L’immigration en danses et en paroles

Là où Portraits in Red (2017) développait une danse-performance et Fragmented Shadows (2023) une danse abstraite fragmentée, An Immigrant’s Story possède, elle aussi, sa propre empreinte : un solo de danse-théâtre créé en 2020, devenu aujourd’hui un duo ouvert à la langue des signes française.

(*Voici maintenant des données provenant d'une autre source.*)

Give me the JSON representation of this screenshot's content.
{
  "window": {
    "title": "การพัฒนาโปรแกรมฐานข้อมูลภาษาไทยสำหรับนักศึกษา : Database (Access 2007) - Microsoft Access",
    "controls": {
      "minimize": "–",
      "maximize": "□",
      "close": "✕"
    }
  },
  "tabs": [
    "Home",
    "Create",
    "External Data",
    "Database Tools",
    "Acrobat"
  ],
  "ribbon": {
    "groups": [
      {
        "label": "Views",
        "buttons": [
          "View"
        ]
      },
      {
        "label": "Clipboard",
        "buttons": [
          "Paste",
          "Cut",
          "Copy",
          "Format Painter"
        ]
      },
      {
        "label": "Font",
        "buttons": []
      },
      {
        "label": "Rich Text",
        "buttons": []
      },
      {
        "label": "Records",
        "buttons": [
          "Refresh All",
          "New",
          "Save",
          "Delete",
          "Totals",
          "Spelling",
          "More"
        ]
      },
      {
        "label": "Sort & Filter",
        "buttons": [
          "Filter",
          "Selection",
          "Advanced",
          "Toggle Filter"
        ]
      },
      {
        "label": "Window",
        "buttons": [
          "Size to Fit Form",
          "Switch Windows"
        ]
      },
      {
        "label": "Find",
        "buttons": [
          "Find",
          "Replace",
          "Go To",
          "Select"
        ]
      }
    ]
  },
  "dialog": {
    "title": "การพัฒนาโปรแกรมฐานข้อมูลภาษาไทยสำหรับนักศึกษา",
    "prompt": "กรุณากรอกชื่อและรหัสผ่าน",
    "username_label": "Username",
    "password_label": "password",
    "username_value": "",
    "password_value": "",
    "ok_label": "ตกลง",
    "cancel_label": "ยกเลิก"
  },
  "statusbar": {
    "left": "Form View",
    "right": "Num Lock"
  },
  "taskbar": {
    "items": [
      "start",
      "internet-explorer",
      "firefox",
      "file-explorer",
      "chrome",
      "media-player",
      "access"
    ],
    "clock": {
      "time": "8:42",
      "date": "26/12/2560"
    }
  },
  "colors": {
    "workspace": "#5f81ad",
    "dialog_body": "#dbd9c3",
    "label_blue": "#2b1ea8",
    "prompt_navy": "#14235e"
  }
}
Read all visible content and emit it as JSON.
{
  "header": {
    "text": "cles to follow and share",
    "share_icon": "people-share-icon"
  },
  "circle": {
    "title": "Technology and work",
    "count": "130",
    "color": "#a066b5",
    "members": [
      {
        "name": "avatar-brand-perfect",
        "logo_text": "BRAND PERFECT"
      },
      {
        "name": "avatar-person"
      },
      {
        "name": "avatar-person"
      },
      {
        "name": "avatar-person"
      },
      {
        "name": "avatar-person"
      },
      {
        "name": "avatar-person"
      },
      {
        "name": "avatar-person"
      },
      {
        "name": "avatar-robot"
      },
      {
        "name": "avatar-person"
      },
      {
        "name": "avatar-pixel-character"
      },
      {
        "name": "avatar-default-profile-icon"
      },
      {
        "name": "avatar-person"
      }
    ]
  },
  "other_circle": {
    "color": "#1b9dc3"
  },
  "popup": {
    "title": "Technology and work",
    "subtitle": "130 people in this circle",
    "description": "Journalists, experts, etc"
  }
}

D’abord la danse. « Je suis passée par différents axes donc mon langage corporel traduit aussi la notion de migration. » Nomade, Wanjiru Kamuyu l’est autant dans sa géographie que dans son art. Son propre corps est en constant déplacement : elle convoque la danse classique qu’elle a étudiée pendant son enfance au Kenya, la danse contemporaine qu’elle a approfondie aux États-Unis et le butô, danse qui l’intéresse beaucoup sans qu’elle ait suivi de formation spécifique. Son langage chorégraphique est aussi empreint de l’esthétique de différentes danses et cultures de continents et d’ethnies africains, mêlées à des influences européennes et nord-américaines.

immigrants story

Puis la parole. À l’image de ses précédentes créations, la chorégraphe mène avec An Immigrant’s Story une réflexion à la fois individuelle et collective : « L’immigration peut avoir plusieurs sens. Certains restent dans leur pays, mais changent de ville ; d’autres sont nomades, expatriés ou réfugiés », explique-t-elle. Les témoignages recueillis, de personnes âgées de 9 à 70 ans, se mêlent à sa propre histoire, comme autant de voix marginalisées qu’elle a à cœur de rendre visibles pour donner à la pièce une portée universelle : « Dans une des histoires, la personne ne se définit pas avec un terme qui renvoie à l’immigration, car ses parents ont sacrifié leur vie pour immigrer aux États-Unis et lui donner une meilleure vie. »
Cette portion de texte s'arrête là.